Aqueles que ainda mantém uma certa queda pelo marxismo podem levar um susto ao ouvir que o sábio de Highgate referiu-se às sociedades menos desenvolvidas como Völkerabfälle (lixo racial) que deve “perecer no holocausto revolucionário”. Ou que o Partido Nazista, em seus primórdios, idolatrava Lênin (Joseph Goebbels disse que ele só perdia para Hitler em grandeza).

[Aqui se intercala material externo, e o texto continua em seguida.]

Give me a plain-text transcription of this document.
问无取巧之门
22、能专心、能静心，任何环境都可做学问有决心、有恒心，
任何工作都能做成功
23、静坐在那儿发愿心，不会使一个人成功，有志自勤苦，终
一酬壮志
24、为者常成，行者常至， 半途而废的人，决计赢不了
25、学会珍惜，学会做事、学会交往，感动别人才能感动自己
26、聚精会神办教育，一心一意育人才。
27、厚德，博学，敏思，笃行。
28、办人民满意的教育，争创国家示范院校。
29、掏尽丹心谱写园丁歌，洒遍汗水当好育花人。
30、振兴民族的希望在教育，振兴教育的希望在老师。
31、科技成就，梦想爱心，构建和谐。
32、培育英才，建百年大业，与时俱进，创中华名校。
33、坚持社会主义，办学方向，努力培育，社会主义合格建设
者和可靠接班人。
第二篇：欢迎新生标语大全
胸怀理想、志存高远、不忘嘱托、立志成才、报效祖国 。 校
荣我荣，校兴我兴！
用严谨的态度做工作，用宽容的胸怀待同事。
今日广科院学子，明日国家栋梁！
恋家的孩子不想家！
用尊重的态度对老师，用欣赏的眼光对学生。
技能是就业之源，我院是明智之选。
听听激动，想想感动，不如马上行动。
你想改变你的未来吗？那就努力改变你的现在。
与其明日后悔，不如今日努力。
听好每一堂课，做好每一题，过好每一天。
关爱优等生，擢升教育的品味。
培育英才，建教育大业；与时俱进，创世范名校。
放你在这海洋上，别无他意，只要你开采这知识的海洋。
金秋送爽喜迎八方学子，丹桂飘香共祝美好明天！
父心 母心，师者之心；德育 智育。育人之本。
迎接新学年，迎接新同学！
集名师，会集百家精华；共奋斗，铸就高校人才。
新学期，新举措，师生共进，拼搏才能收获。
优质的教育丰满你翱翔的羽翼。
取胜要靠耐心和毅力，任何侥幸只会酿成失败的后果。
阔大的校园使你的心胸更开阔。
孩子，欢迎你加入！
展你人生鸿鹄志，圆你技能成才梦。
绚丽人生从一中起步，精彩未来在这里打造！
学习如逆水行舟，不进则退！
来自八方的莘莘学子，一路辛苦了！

Aquela que talvez seja a melhor seqüência do filme mostra pares de pôsteres com desenhos praticamente idênticos: trabalhadores musculosos em poses heróicas apóiam o Partido e o Estado, menininhas louras sorriem alegremente, punhos esmagam inimigos, martelos arrebentam correntes. Sem a suástica e a foice e o martelo, seria dificílimo saber qual é qual.

A demonstração do Pacto Molotov-Ribbentrop é convincente: operadores de rádio soviéticos guiaram os bombardeiros alemães em seus ataques à Polônia. Uma base naval soviética perto de Murmansk auxiliou o ataque nazista à Noruega. A polícia secreta soviética ajudou a treinar a Gestapo e discutiu sobre como lidar com a “questão judaica” na Polônia ocupada.

A cooperação baseava-se num acordo escrito – completo com a assinatura de Lavrenty Beria, chefe da notória NKVD – que é mostrado no filme. “A NKVD proporá ao governo soviético um programa para reduzir a participação de judeus nos órgãos de estado e para proibir judeus e descendentes judeus de casamentos mistos nas áreas de cultura e educação”, lê-se na tétrica frase final. A Rússia alega que o documento é falso.

Imagens de arquivo bastante fortes mostram oficiais do Exército Vermelho brindando com seus colegas da SS em Berlim no mês de dezembro de 1939. Em 1940, a União Soviética tornara-se uma gigantesca fornecedora de grãos e petróleo para a máquina de guerra nazista, ao mesmo tempo em que encorajava os partidos comunistas da Europa Ocidental a sabotar a resistência antinazista.

“É reconfortante ver trabalhadores parisienses conversando com soldados alemães como amigos”, gabava-se uma publicação comunista francesa em julho de 1940. Vyacheslav Molotov, que era então o Ministro do Exterior da União Soviética, chamou a luta contra o Nazismo de “crime”. Junto a pronunciamentos similares, isso foi publicado em todos os jornais soviéticos. Essas páginas foram rapidamente removidas após a traição de Hitler.

Algo muito semelhante aconteceu no Ocidente. Criminosos de guerra nazistas são abominados; seus similares soviéticos são considerados honrados veteranos até hoje. Qualquer tentativa de trazê-los à justiça desperta protestos raivosos da Rússia. “Tirem as mãos dos nossos avôs”, era o slogan cantado pelos militantes da Jovem Rússia. Uma questão melhor seria: “O que aconteceu exatamente?”

O Sr. Snore e seus patrocinadores no Parlamento Europeu produziram uma obra agudamente provocativa. Seu tom, sua técnica e sua composição estão abertos a críticas. Mas aqueles que querem bani-lo deveriam tentar refutá-lo antes.